U.S. Russia Foundation
- Founded: 2008
- Location: Washington, DC, United States;
- Origins: 32nd G8 summit
- Region served: United States, Russia
- Key people: John Beyrle (Chairman) Matthew Rojansky (President & CEO)
- Website: usrf.us

= U.S. Russia Foundation =

American non-profit organization

The U.S. Russia Foundation (USRF) is an American non-profit organization founded in 2008 that aims to strengthen relations between the United States and Russia and to promote the development of the private sector in the Russian Federation. While initially established with its headquarters in Moscow, the organization attracted negative attention from the Russian government and relocated to Washington, D.C. in 2015.

==Leadership==
The President and Chief Executive Officer of USRF is Matthew Rojansky, who joined in 2022. Rojansky was previously Director of the Wilson Center's Kennan Institute and Deputy Director of the Russia and Eurasia Program at the Carnegie Endowment for International Peace.

Past presidents of USRF include Celeste Wallander (2017-2022) and Mark Pomar (2008-2017). Ambassador John Beyrle serves as Chairman of the Board of Directors (2018–present). Previous chairmen include Ambassador James Collins (2008-2018) and Steve Pease (2008-2018).

==History==
===Predecessor: U.S. Russia Investment Fund (1995-2008)===

USRF is the legacy organization of the U.S. Russia Investment Fund (TUSRIF), which was established by the United States government in 1995 pursuant to the Support for East European Democracy Act (SEED) of 1989. It was the result of the merger of two funds established in 1993-1994: the $340-million Russian American Enterprise Fund (RAEF) and the $100-million Fund for Large Enterprises (FLEER). Most of the money came from the United States Agency for International Development (USAID).
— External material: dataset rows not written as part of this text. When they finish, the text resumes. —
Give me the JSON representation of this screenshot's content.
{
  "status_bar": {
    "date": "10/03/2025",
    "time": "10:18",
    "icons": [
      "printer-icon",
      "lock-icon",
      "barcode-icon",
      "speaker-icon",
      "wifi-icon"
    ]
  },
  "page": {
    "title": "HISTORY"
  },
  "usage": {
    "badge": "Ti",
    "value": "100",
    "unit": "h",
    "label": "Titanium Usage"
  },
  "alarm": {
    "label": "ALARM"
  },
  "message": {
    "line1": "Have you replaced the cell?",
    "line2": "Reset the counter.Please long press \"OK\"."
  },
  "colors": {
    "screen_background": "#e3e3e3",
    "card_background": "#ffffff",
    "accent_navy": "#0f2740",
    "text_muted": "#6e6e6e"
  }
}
Its main goal was to promote investments in Russia. It specialized in "early venture, mid venture, and growth capital investments in middle market companies", with a focus on the "media, retail, consumer goods, financial services, information technology, and telecommunication sectors". TUSRIF and Kohlberg Kravis Roberts & Company owned 51% of the Imperial Porcelain Factory until 1999 when it was nationalized by the Government of Russia.

In 2000, it established DeltaBank, the first bank to sell Visa credit cards in Russia. In October 2000, it became a majority shareholder of the European Bank for Reconstruction and Development. Meanwhile, they acquired JPMorgan Chase's banking license in 2000 and established DeltaCredit, the first bank to sell residential mortgages in Russia, in 2001.
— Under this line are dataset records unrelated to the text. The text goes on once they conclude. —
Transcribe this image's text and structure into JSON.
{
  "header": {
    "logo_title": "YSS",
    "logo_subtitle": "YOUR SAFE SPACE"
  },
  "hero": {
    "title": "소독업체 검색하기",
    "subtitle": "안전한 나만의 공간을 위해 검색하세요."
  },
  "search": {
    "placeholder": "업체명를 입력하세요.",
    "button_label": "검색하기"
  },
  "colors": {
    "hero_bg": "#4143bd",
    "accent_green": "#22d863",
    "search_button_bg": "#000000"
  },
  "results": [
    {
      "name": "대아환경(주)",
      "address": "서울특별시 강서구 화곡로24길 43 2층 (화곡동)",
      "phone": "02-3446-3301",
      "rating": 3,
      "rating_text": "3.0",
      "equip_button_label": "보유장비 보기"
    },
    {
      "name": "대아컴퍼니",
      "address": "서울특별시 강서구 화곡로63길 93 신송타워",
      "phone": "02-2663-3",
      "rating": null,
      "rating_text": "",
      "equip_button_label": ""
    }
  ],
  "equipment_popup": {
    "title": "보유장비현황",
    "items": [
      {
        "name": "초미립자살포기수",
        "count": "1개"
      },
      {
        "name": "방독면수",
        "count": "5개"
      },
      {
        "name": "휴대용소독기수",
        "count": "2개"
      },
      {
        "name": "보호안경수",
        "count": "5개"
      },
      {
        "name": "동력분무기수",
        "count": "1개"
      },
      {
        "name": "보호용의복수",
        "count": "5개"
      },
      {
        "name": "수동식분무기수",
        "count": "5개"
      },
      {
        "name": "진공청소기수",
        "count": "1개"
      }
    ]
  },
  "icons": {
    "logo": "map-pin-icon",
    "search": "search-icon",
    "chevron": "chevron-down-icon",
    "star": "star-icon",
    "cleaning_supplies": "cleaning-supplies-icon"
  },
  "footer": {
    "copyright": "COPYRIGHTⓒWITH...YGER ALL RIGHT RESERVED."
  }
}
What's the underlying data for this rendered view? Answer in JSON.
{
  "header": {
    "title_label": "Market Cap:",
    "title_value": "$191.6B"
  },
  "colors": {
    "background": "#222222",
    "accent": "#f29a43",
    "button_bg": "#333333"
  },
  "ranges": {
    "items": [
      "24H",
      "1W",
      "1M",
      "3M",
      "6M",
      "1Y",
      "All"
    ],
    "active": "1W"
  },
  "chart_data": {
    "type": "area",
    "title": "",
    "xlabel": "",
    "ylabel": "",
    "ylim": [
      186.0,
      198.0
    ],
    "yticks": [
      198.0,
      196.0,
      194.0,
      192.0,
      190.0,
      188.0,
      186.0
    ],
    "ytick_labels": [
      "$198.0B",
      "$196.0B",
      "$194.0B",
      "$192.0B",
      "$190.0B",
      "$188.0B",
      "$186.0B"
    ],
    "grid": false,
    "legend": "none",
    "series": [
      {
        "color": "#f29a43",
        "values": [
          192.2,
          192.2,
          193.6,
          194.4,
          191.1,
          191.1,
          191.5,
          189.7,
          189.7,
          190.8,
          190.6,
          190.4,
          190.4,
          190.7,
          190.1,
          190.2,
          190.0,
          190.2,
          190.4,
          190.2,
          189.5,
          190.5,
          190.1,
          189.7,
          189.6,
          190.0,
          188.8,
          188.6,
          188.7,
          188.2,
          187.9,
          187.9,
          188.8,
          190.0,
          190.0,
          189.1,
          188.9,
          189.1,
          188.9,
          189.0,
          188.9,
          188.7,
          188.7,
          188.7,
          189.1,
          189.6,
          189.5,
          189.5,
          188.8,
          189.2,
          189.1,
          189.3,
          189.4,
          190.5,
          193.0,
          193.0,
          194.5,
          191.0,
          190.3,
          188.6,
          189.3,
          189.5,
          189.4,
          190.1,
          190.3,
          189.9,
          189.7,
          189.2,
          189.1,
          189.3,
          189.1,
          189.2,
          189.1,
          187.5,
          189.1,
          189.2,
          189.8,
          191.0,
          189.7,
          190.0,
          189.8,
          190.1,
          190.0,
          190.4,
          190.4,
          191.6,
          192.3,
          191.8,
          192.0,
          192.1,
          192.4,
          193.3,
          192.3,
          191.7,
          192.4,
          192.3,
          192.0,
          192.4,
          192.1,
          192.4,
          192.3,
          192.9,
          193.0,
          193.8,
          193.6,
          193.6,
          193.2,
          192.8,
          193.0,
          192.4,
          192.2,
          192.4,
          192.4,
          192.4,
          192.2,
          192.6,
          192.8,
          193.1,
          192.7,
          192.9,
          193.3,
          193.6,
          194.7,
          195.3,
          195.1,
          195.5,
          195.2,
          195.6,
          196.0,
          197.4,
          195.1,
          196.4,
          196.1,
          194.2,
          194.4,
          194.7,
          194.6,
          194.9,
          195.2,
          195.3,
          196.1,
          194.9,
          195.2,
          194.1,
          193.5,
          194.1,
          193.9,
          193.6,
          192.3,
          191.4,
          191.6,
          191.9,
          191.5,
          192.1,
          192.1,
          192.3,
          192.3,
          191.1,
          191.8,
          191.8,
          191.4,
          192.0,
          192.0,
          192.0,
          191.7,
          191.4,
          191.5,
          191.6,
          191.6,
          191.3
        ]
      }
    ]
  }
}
By 2005, TUSRIF had invested $300 million in 44 Russian companies, including the aforementioned DeltaBank and DeltaCredit as well as two television networks. However, DeltaCredit was acquired by the Société Générale for $100 million that year. Meanwhile, TUSRIF also invested in small businesses, for example in Nizhny Novgorod.

TUSRIF was replaced by the U.S. Russia Foundation (USRF) in 2008. Three years later, in 2011, the disposal of $150 million from the fund was tabled by the United States Agency for International Development (USAID) and the United States Congress, on the recommendation from the Obama administration that half should go to the United States Department of the Treasury and half to support American values in Russia. By 2012, the Obama administration asked Congress to allocate only $50 million to support human rights non-profit organizations in Russia.

===U.S. Russia Foundation (since 2008)===
The establishment of the U.S Russia Foundation was announced by presidents George W. Bush and Vladimir Putin at the 32nd G8 summit in 2006. It was an outgrowth of The U.S. Russia Investment Fund. It was registered in the United States in 2008 and in Russia in 2009. From 2009 to 2015, USRF operated a Moscow office. USRF supported numerous projects in Russia by being a co-funder together with Russian institutions.

Beginning in 2013, USRF along with other Western organizations came under increasing attack by anti-western Russian organizations and media. By 2015, its CEO, Mark Pomar, was denied entry into Russia. Meanwhile, the organization was declared "undesirable" by the 2015 Russian undesirable organizations law. Indeed, the Office of the Prosecutor General of Russia, chaired by Yury Chaika, suggested it posed "a threat to the foundations of the constitutional system of the Russian Federation and the state's security." The United States Department of State (USDS) responded by saying, "We reject the contention that the Foundation's activities constitute a threat to Russia's security. On the contrary, this designation is another deliberate step to further isolate the Russian people from the rest of the world." After the closure of USRF headquarters in Moscow, the Foundation relocated to Washington, D.C. in 2015.